Tiberina, la isla que salvó a Roma de la peste

Tiberina, la isla que salvó a Roma de la peste

Cuenta una leyenda que la formación de la isla se originó a causa de la muerte del último rey de Roma, Tarquinio el Soberbio, o sea, se dice que su cuerpo fue arrojado al río y debido a la acumulación de arena y sedimentos surgió la misma.

A causa del turbio origen del islote, los romanos evitaban acercarse, pues estaba considerado como un lugar de malos augurios y por esta razón, solo los peores criminales eran condenados a pasar allí el resto de sus vidas.

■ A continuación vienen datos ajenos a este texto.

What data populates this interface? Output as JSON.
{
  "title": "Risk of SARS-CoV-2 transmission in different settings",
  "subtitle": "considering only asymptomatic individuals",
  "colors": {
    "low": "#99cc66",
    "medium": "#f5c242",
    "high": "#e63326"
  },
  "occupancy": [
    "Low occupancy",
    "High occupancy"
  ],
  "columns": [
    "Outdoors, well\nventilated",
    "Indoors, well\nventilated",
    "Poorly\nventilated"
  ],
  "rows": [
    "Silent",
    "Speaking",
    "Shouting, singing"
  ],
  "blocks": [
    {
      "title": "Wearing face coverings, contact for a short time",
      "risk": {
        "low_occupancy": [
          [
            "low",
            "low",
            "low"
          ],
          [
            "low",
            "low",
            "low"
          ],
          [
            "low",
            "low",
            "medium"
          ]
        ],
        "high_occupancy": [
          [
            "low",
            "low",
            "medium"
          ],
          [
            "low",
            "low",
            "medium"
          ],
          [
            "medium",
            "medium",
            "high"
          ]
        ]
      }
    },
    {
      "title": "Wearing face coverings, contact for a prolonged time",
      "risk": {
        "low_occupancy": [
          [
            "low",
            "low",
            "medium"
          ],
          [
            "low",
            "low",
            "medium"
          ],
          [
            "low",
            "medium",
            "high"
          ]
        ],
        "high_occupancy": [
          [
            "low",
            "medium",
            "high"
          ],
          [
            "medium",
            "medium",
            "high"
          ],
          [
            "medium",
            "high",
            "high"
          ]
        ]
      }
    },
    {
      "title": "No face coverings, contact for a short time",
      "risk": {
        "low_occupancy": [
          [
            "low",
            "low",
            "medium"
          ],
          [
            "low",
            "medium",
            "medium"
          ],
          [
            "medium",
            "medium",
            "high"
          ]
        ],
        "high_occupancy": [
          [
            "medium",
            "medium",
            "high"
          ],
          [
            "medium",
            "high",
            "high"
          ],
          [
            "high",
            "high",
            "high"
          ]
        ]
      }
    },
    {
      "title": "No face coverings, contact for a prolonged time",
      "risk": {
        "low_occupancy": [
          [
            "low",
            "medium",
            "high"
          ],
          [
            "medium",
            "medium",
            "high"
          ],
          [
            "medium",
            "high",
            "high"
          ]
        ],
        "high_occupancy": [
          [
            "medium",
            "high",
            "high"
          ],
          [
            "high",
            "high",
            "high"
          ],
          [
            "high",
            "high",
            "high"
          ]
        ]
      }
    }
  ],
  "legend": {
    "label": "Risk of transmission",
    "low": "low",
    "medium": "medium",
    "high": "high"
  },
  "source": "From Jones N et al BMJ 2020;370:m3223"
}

Durante el año 293 a.C. la peste azotó la ciudad de Roma cobrándose más de cinco millones de vidas y dejando el imperio al borde de su fin.

Los quince años que duró esta pandemia de “antonina”, así es como la bautizaron por el emperador pues Marco Aurelio Antonio, los romanos trataron de erradicarla de muchas maneras.

Una de ellas fue honrar a Esculapio, dios de la Medicina, construyendo un hospital en la isla Tiberina y a la vuelta de una de sus expediciones para obtener la estatua del dios que se encontraba en Epidauro, resulta que una serpiente (la forma animal que representaba al dios) salió de la barca en la que se encontraban y se dirigió a la isla, o sea, en aquella época, esto fue una prueba irrefutable de que así debían construir un templo allí.

Cuando se terminó la construcción del templo de Eculapio, milagrosamente la peste dejó de atacar pues a Roma, así que decidieron dar forma de barco a la isla, o sea, alzaron muros y construyeron una especie de proa y popa en las orillas.

Además, levantaron un obelisco en medio para que pareciera un mástil y hoy en día, todavía se pueden ver los restos de los muros, y parte del obelisco se encuentra así en el Museo Arqueológico Nacional de Nápoles.